The biannual award, administered by Pomona College under the auspices of the American Council of Learned Societies, encourages and rewards outstanding accomplishment in teaching in the humanities by younger faculty members.
“Receiving the Graves Awards is a testament to the ways in which CMC has been an ideal place to be as a junior faculty member,” Geismer said. “Over my last four years at CMC, I have discovered that much as my research interests have shaped my teaching, the reverse has become equally true. Teaching has helped refine my research agenda.
“My interactions with students and faculty at CMC have instilled in me a greater interest in issues of political economy, and have inspired me to make the development of the post-industrial high-tech economy a more central part of my scholarship and teaching,” Geismer added.”
For her second book project, Geismer hopes to fuse her teaching and research interests even more tightly, by conceptualizing and researching the new project along with the development of a new course.
The funding that accompanies the Graves Award ($8,500) will help Geismer with the research-related expenses of her new book–– tentatively titled: From Yippies to Yuppies–– which will examine the bipartisan promotion and the privatization of public policy, and the pervasiveness of market-based and individualist ideology in American policy, culture, and society.
Geismer says the book will span from the 1960s to the Obama administration, and focus on the network that emerged as individuals and ideas have moved between government, academia, and business–– especially in the financial services and high technology sectors.

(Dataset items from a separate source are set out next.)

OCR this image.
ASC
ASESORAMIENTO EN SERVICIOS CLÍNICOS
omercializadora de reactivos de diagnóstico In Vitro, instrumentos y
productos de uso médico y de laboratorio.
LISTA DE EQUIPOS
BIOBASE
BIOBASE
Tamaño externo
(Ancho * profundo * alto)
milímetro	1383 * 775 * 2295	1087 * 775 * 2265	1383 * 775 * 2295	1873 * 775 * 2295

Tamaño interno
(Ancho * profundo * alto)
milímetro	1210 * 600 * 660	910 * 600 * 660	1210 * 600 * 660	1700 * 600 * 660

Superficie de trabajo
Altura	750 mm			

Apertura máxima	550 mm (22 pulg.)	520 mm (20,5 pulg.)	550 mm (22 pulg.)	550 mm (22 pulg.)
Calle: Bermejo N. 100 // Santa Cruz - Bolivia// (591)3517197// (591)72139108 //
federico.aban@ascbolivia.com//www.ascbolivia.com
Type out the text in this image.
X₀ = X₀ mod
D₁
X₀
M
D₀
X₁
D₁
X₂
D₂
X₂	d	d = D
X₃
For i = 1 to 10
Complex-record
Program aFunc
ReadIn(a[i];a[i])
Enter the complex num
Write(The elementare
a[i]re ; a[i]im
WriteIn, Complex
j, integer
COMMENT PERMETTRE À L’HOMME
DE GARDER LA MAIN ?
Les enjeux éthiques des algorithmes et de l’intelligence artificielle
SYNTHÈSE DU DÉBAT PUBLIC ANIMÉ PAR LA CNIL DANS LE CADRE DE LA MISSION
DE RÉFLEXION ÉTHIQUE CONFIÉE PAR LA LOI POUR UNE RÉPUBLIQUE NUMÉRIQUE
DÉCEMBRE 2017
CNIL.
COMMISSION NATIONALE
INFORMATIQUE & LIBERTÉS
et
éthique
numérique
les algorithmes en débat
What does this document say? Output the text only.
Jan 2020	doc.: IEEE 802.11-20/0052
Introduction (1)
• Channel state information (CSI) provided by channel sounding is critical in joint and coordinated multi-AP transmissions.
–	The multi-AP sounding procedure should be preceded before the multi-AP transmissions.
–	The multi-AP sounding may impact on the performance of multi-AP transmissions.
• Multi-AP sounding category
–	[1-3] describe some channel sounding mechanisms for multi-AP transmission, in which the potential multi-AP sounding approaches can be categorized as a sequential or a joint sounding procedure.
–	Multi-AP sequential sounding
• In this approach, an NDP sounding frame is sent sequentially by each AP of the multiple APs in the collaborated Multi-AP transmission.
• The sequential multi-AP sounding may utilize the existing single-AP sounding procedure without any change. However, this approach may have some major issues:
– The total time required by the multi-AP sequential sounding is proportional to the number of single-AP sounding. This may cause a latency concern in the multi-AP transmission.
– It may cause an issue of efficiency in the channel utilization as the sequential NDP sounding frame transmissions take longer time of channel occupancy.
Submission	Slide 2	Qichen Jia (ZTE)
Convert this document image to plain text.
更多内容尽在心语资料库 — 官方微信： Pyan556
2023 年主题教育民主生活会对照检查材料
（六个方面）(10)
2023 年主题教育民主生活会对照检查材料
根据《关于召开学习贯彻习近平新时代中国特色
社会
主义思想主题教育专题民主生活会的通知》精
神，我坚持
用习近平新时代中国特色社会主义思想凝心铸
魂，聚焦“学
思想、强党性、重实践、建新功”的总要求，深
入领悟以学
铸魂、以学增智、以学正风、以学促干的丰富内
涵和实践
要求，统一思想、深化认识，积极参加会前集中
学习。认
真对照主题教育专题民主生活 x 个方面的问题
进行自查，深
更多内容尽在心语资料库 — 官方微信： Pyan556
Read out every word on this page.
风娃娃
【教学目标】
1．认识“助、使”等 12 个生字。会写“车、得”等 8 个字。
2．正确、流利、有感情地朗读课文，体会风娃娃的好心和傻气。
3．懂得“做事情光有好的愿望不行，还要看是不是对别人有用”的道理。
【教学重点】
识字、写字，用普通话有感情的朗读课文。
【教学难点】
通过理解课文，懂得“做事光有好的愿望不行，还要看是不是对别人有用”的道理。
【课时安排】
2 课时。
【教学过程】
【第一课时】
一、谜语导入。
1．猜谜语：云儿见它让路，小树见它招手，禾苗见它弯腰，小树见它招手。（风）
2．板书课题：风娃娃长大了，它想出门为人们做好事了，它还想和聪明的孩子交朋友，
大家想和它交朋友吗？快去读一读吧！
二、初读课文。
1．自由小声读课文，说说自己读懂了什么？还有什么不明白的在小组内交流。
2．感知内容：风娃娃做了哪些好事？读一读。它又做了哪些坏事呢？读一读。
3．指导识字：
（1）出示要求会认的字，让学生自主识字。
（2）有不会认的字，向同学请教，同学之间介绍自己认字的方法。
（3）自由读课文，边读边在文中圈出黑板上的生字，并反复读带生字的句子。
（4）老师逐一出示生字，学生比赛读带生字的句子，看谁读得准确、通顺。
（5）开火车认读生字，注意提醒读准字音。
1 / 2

“I plan to use the award, in part, to fund several research trips to visit the presidential libraries of Bill Clinton, Lyndon Johnson and Ronald Reagan, as well as the records at the Department of Education, the Department of Labor, Department of Health and Human Services and the Department of the Treasury,” she said.
Geismer also plans to use the funds for a new course she is developing for spring 2016 on the transformation of corporate culture and work in the U.S. since the end of World War II, called: “From Organization Man to Office Space: The Rise of the Service Sector and Its Consequences.”
The course will address a wide range of similar themes as the book, including education and academia and the college experience, health care, the work-family debate and globalization.
“Like many of the other classes I have designed at CMC, it will examine the links between political economy and popular culture, and will encourage the students to examine how large scale social, political and economic issues have a direct impact on everyday life and ordinary people,” she said.